Choose a Platform to Trade
First, you need to choose a suitable cryptocurrency exchange platform. Centralized (CEX) and decentralized exchanges (DEX) represent the majority of cryptocurrency exchanges available today.
Both types of exchanges have been created with the same goal, but differ in the way they work.
A centralized cryptocurrency exchange is a platform managed by a single center that provides services for buying, selling, storing, and exchanging digital assets. The exchange acts as an intermediary between the parties to the transaction and is responsible for the security of assets and user data.
A decentralized cryptocurrency exchange is a fully automated platform based on blockchain technology (a distributed ledger). It works as a peer-to-peer exchange, and there are no intermediaries. User assets are not held by the exchange. The transactions are performed on the basis of smart contracts.

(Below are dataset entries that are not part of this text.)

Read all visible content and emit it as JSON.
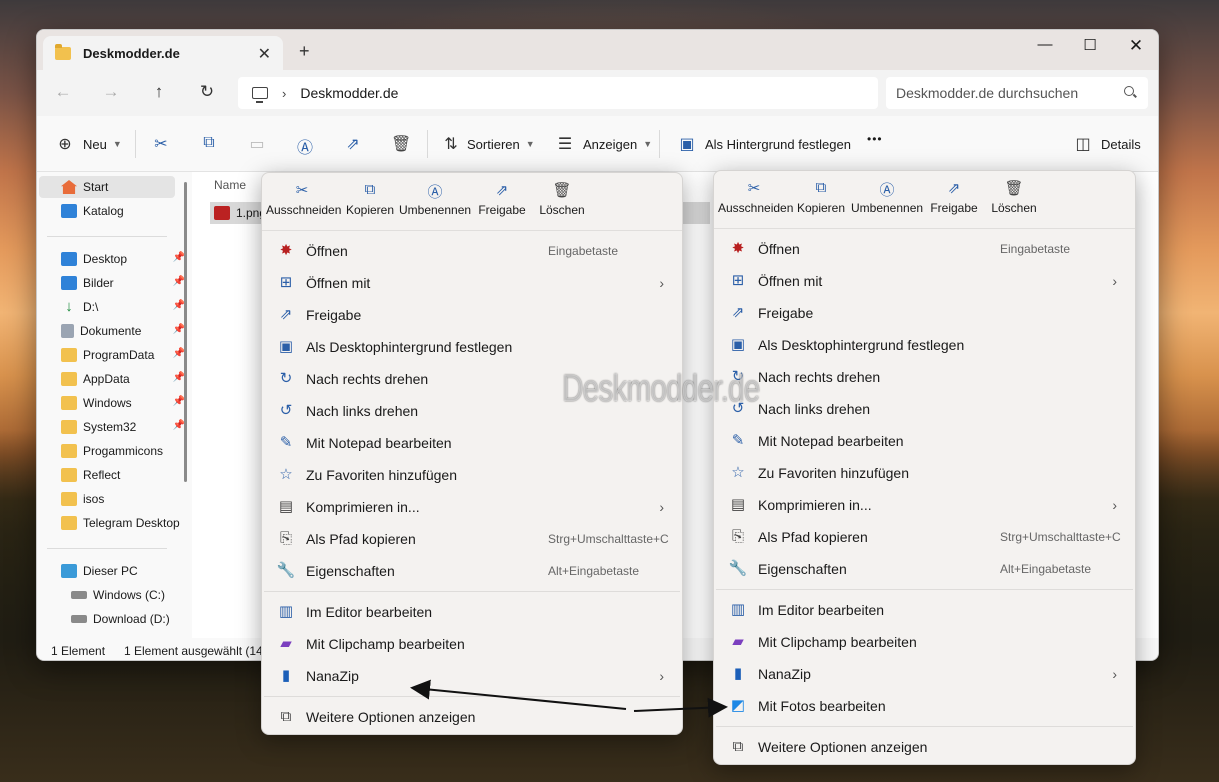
{
  "window": {
    "tab_title": "Deskmodder.de",
    "new_tab_symbol": "+",
    "breadcrumb": "Deskmodder.de",
    "search_placeholder": "Deskmodder.de durchsuchen"
  },
  "toolbar": {
    "new_label": "Neu",
    "sort_label": "Sortieren",
    "view_label": "Anzeigen",
    "wallpaper_label": "Als Hintergrund festlegen",
    "more_symbol": "•••",
    "details_label": "Details"
  },
  "sidebar": {
    "quick": [
      "Start",
      "Katalog"
    ],
    "pinned": [
      "Desktop",
      "Bilder",
      "D:\\",
      "Dokumente",
      "ProgramData",
      "AppData",
      "Windows",
      "System32",
      "Progammicons",
      "Reflect",
      "isos",
      "Telegram Desktop"
    ],
    "pc": [
      "Dieser PC",
      "Windows (C:)",
      "Download (D:)"
    ]
  },
  "content": {
    "column_name": "Name",
    "file_name": "1.png"
  },
  "status": {
    "count": "1 Element",
    "selected": "1 Element ausgewählt (14,"
  },
  "quick_actions": [
    "Ausschneiden",
    "Kopieren",
    "Umbenennen",
    "Freigabe",
    "Löschen"
  ],
  "menu_left": [
    {
      "label": "Öffnen",
      "shortcut": "Eingabetaste",
      "icon": "image-app-icon"
    },
    {
      "label": "Öffnen mit",
      "arrow": true,
      "icon": "open-with-icon"
    },
    {
      "label": "Freigabe",
      "icon": "share-icon"
    },
    {
      "label": "Als Desktophintergrund festlegen",
      "icon": "wallpaper-icon"
    },
    {
      "label": "Nach rechts drehen",
      "icon": "rotate-right-icon"
    },
    {
      "label": "Nach links drehen",
      "icon": "rotate-left-icon"
    },
    {
      "label": "Mit Notepad bearbeiten",
      "icon": "pin-icon"
    },
    {
      "label": "Zu Favoriten hinzufügen",
      "icon": "star-icon"
    },
    {
      "label": "Komprimieren in...",
      "arrow": true,
      "icon": "zip-icon"
    },
    {
      "label": "Als Pfad kopieren",
      "shortcut": "Strg+Umschalttaste+C",
      "icon": "path-icon"
    },
    {
      "label": "Eigenschaften",
      "shortcut": "Alt+Eingabetaste",
      "icon": "wrench-icon"
    },
    {
      "label": "Im Editor bearbeiten",
      "icon": "notepad-icon"
    },
    {
      "label": "Mit Clipchamp bearbeiten",
      "icon": "clipchamp-icon"
    },
    {
      "label": "NanaZip",
      "arrow": true,
      "icon": "nanazip-icon"
    },
    {
      "label": "Weitere Optionen anzeigen",
      "icon": "more-options-icon"
    }
  ],
  "menu_right_extra": {
    "label": "Mit Fotos bearbeiten",
    "icon": "photos-icon"
  },
  "watermark": "Deskmodder.de"
}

For most users (especially for beginners), a centralized crypto exchange will be a more convenient solution for cryptocurrency trading. CEXs allow 24/7 trading and do not require technical skills to manage transactions, unlike DEXs.

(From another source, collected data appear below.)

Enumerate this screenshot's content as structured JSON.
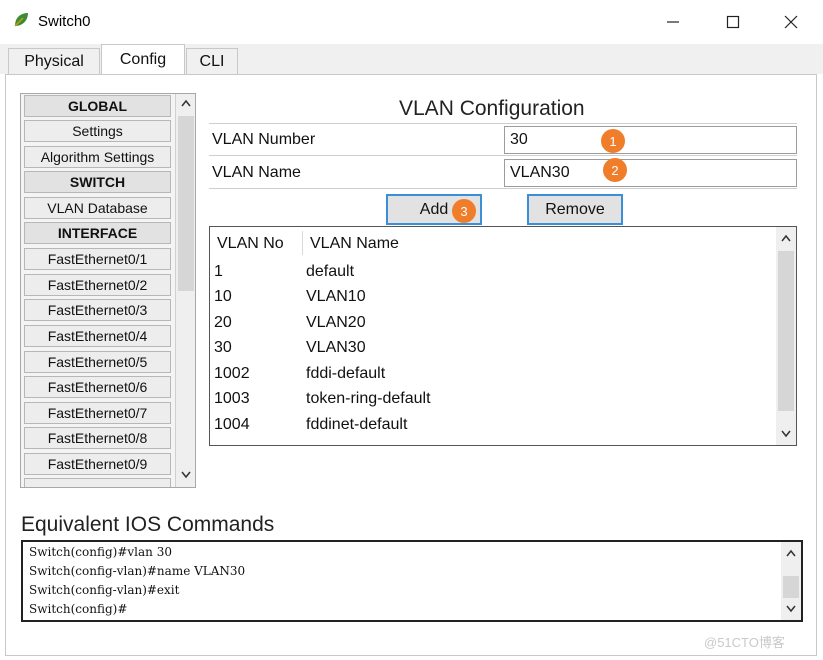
{
  "window": {
    "title": "Switch0"
  },
  "tabs": [
    {
      "label": "Physical"
    },
    {
      "label": "Config"
    },
    {
      "label": "CLI"
    }
  ],
  "sidebar": {
    "items": [
      {
        "label": "GLOBAL",
        "type": "header"
      },
      {
        "label": "Settings",
        "type": "item"
      },
      {
        "label": "Algorithm Settings",
        "type": "item"
      },
      {
        "label": "SWITCH",
        "type": "header"
      },
      {
        "label": "VLAN Database",
        "type": "item"
      },
      {
        "label": "INTERFACE",
        "type": "header"
      },
      {
        "label": "FastEthernet0/1",
        "type": "item"
      },
      {
        "label": "FastEthernet0/2",
        "type": "item"
      },
      {
        "label": "FastEthernet0/3",
        "type": "item"
      },
      {
        "label": "FastEthernet0/4",
        "type": "item"
      },
      {
        "label": "FastEthernet0/5",
        "type": "item"
      },
      {
        "label": "FastEthernet0/6",
        "type": "item"
      },
      {
        "label": "FastEthernet0/7",
        "type": "item"
      },
      {
        "label": "FastEthernet0/8",
        "type": "item"
      },
      {
        "label": "FastEthernet0/9",
        "type": "item"
      }
    ]
  },
  "vlan_config": {
    "title": "VLAN Configuration",
    "number_label": "VLAN Number",
    "number_value": "30",
    "name_label": "VLAN Name",
    "name_value": "VLAN30",
    "add_label": "Add",
    "remove_label": "Remove",
    "badges": [
      "1",
      "2",
      "3"
    ],
    "badge_color": "#f07d2a",
    "button_border_color": "#3a8fd8"
  },
  "vlan_table": {
    "headers": [
      "VLAN No",
      "VLAN Name"
    ],
    "rows": [
      [
        "1",
        "default"
      ],
      [
        "10",
        "VLAN10"
      ],
      [
        "20",
        "VLAN20"
      ],
      [
        "30",
        "VLAN30"
      ],
      [
        "1002",
        "fddi-default"
      ],
      [
        "1003",
        "token-ring-default"
      ],
      [
        "1004",
        "fddinet-default"
      ]
    ]
  },
  "ios": {
    "title": "Equivalent IOS Commands",
    "lines": [
      "Switch(config)#vlan 30",
      "Switch(config-vlan)#name VLAN30",
      "Switch(config-vlan)#exit",
      "Switch(config)#"
    ]
  },
  "watermark": "@51CTO博客"
}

CEXs are also distinguished by greater liquidity, user-friendly interface, support for fiat transactions, and a wide range of trading tools (for example, market order, limit order, etc.).

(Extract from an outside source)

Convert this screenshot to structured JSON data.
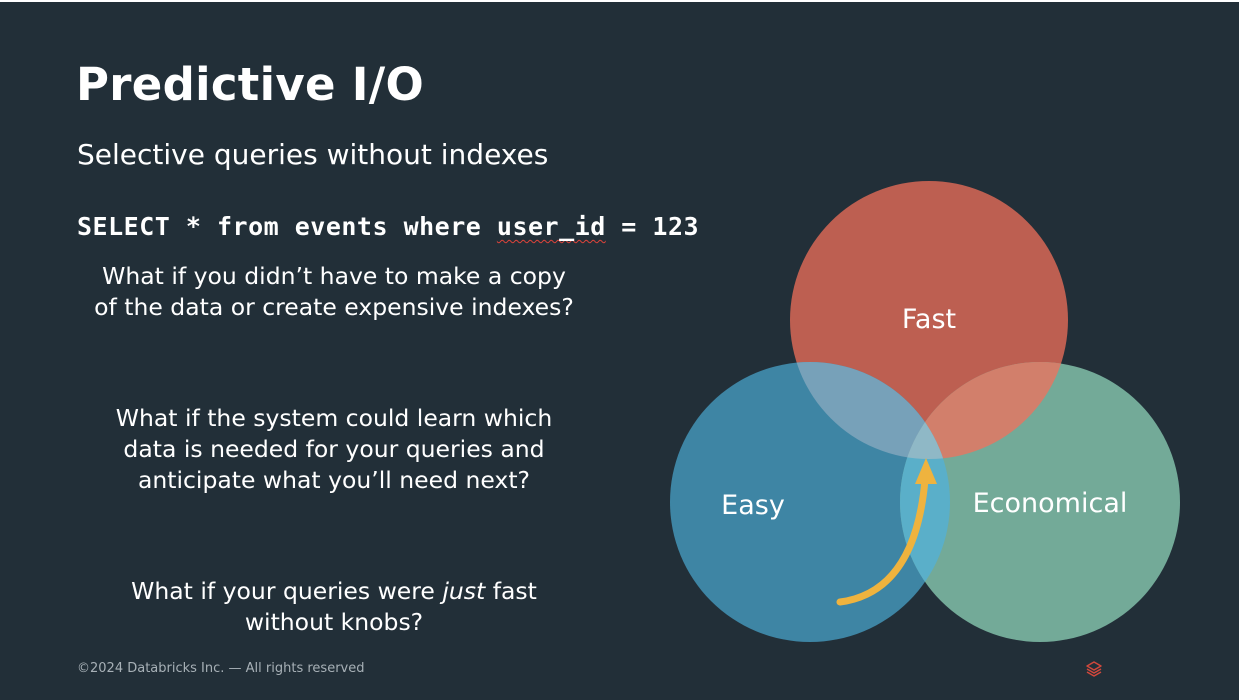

There are many CEXs, but not all of them can be called high-quality and safe. Don’t forget about the factors that must be considered when choosing an exchange:
- its reputation and how long it has been working;
- security, measures taken to protect against possible external attacks;
- the number of supported cryptocurrencies, fiat, and trading pairs;
- high liquidity and trading volume;
- methods of depositing and withdrawing funds;
- technical support for users;
- available trading instruments;
- user reviews, etc.
Choose Your Investments
There are more cryptocurrencies than Bitcoin and Ethereum. The total number of currently available assets already exceeds 10,000. What crypto to choose for investment? There is no certain answer to this question.
Since the crypto market is in development and is characterized by high volatility, the right choice depends largely on your strategy and goals, as well as the situation in the market.
At the same time, there are many factors that must be considered when choosing crypto to minimize possible risks:
- experience and reputation of the founders of the project;
- demand for what the project offers by the industry;
- blockchain features;
- trading volume and market capitalization;
- history and price charts;
- active community and supporters among famous personalities and organizations;
- asset liquidity, etc.
Do not forget that cryptocurrency is a high-risk asset. That’s why it is necessary to remember a number of financial security rules:
- portfolio diversification (distributing capital among several assets);
- regular portfolio reviews (taking into account the current situation and new market trends);
- basing investment decisions on their own financial capabilities and investing only the amounts that they are ready to lose;
- using special trading tools to sell an asset when certain conditions are reached.
Choose a trading strategy
The goal of any trader is to develop their own winning strategy to make a profit. Due to volatility, it is quite difficult to predict the behavior and dynamics of cryptocurrency development. At the same time, using various trading strategies, high returns on the difference in cryptocurrency rates are possible.
Most of the current strategies are based on the use of technical analysis and many different indicators. Let’s take a look at some of them:
Scalping. A trader makes many transactions during the day to get a small profit. Profit is fixed immediately after the chart moves in the right direction.
Crypto arbitrage. It involves making money on the difference in prices on different exchanges or trading pairs. Opportunities for crypto arbitrage may arise during periods of high market volatility.
Copy trading. It is a strategy based on copying trades of other traders using specialized software or on a signal. It is popular with beginners as it does not require you to follow the market, news, etc.
Keep in mind that we mentioned only a part of the trading strategies used by traders in this beginner’s guide. Study all available information, experiment, work on your own strategy and achieve your financial goals.
It is impossible to ignore the integration of cryptocurrency into the lives of modern people.
It might be worth spending some time learning additional materials and practicing with small amounts.